Data were collected from 12 synaptic connections, each of them being successively stimulated with the *Deterministic (long)*, *Deterministic (short)*, and ESB-BAL protocols. To accurately compare the effect of ESB-BAL to this of deterministic protocols, it is important to ensure that the synapse (and especially the strength of the synaptic connection) has not changed between successive protocols (as synaptic strength can rapidly change in between stimulation protocols due to synaptic plasticity). For each protocol, the mean value of the first EPSC of each batch is computed, and the relative difference of this value for a pair of protocols is used to assess the drift between these protocols. For a given synapse, pairs of protocols (i.e. *Deterministic (long)* vs. ESB-BAL and *Deterministic (short)* vs. ESB-BAL) for which this drift exceeded 10% were discarded, hence effectively leaving 5 pairs of protocols in Fig 6B and 7 in S7 Fig.

### EPSC quantification

Data were sampled at 20kHz. To quantify EPSC peak amplitudes, we first used a boxcar smoothing of raw data with a 5-point (i.e. 250*μs*) window.
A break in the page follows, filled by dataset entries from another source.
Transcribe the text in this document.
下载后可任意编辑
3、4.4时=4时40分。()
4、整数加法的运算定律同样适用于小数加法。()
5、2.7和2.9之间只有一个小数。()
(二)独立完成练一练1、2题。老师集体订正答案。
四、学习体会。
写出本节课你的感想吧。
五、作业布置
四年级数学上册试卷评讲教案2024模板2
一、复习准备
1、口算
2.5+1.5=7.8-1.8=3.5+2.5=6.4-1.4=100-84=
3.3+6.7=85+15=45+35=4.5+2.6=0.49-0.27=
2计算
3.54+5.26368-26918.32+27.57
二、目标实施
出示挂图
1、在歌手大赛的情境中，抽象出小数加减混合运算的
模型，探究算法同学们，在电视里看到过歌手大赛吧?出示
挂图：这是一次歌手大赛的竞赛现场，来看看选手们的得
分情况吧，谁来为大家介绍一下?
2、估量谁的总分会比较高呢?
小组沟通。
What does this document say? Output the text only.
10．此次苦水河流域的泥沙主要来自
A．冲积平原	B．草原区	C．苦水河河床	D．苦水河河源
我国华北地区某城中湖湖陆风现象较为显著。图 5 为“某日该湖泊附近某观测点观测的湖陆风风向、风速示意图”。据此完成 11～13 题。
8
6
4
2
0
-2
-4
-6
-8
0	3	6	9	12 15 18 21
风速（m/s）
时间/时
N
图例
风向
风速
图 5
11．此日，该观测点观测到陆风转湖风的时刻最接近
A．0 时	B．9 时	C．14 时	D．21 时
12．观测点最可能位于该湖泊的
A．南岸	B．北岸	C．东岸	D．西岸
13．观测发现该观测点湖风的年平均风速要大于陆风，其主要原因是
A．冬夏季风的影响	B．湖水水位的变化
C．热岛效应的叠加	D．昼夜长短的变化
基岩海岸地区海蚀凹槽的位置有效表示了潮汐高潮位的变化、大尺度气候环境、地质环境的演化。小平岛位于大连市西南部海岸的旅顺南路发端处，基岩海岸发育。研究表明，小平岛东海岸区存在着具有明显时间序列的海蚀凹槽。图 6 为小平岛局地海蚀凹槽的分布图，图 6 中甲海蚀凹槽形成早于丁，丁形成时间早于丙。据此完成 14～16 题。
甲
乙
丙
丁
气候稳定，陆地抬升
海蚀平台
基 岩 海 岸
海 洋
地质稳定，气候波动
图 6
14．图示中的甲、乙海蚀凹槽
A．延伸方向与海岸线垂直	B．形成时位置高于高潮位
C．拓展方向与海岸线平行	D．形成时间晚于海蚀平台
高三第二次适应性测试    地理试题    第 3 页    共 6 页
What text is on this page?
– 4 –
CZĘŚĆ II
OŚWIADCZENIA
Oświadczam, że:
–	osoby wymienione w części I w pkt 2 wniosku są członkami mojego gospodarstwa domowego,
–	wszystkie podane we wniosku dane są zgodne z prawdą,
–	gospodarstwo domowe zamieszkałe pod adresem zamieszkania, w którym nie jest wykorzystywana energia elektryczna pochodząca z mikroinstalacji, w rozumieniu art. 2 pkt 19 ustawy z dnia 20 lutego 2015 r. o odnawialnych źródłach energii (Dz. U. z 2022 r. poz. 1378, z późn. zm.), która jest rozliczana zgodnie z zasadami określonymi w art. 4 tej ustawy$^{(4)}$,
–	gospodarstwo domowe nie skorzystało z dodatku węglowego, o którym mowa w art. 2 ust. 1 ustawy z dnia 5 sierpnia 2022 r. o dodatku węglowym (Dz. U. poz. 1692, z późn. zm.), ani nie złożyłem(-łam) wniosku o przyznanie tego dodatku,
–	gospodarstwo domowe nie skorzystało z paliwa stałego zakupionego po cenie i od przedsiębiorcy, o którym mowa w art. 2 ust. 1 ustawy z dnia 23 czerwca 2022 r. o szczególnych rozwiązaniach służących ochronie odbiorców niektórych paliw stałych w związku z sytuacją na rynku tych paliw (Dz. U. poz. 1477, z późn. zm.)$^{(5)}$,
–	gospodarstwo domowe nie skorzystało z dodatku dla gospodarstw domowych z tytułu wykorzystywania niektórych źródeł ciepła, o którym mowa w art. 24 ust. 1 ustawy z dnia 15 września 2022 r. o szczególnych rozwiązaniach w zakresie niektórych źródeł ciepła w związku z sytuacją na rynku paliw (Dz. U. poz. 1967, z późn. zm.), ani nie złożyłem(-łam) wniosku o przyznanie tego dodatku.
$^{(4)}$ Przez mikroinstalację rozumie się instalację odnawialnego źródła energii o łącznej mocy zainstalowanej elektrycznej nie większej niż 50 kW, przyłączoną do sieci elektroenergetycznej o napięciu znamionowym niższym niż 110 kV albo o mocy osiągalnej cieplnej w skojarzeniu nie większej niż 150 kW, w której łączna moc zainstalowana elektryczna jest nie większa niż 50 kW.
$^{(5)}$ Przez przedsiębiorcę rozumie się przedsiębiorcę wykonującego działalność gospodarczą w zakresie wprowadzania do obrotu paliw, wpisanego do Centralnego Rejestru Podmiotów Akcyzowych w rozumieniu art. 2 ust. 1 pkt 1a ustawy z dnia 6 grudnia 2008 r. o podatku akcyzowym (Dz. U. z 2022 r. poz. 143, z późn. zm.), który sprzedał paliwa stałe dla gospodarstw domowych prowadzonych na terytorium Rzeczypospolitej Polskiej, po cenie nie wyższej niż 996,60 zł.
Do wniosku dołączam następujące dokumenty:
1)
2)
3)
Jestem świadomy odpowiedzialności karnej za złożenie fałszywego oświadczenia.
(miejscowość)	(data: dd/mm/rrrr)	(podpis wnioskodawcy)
EPSC peak amplitude was then defined as the difference between the mean of a 0.4-ms baseline after the stimulation artifact and the minimum in the following 4-ms time window. Due to the synaptic delay, the EPSC starts about 800*μs* to 1*ms* after the stimulation, thus allowing to compute the baseline between the stimulation artifact and the EPSC onset. This has advantages in high-frequency stimulation trains, when the preceding EPSC may not have decayed to baseline.

### Statistical testing

Linear regression is used to measure the effect of ESB-BAL compared to a deterministic protocol. For data shown in Fig 6B, entropy (dependent variable) is regressed against the categorical variable corresponding to the used protocol (ESB-BAL or deterministic). t-test is then performed on the fitted slope coefficient.

## Supporting information

### S1 Fig. Examples of posteriors obtained using the filter (Algorithm 1).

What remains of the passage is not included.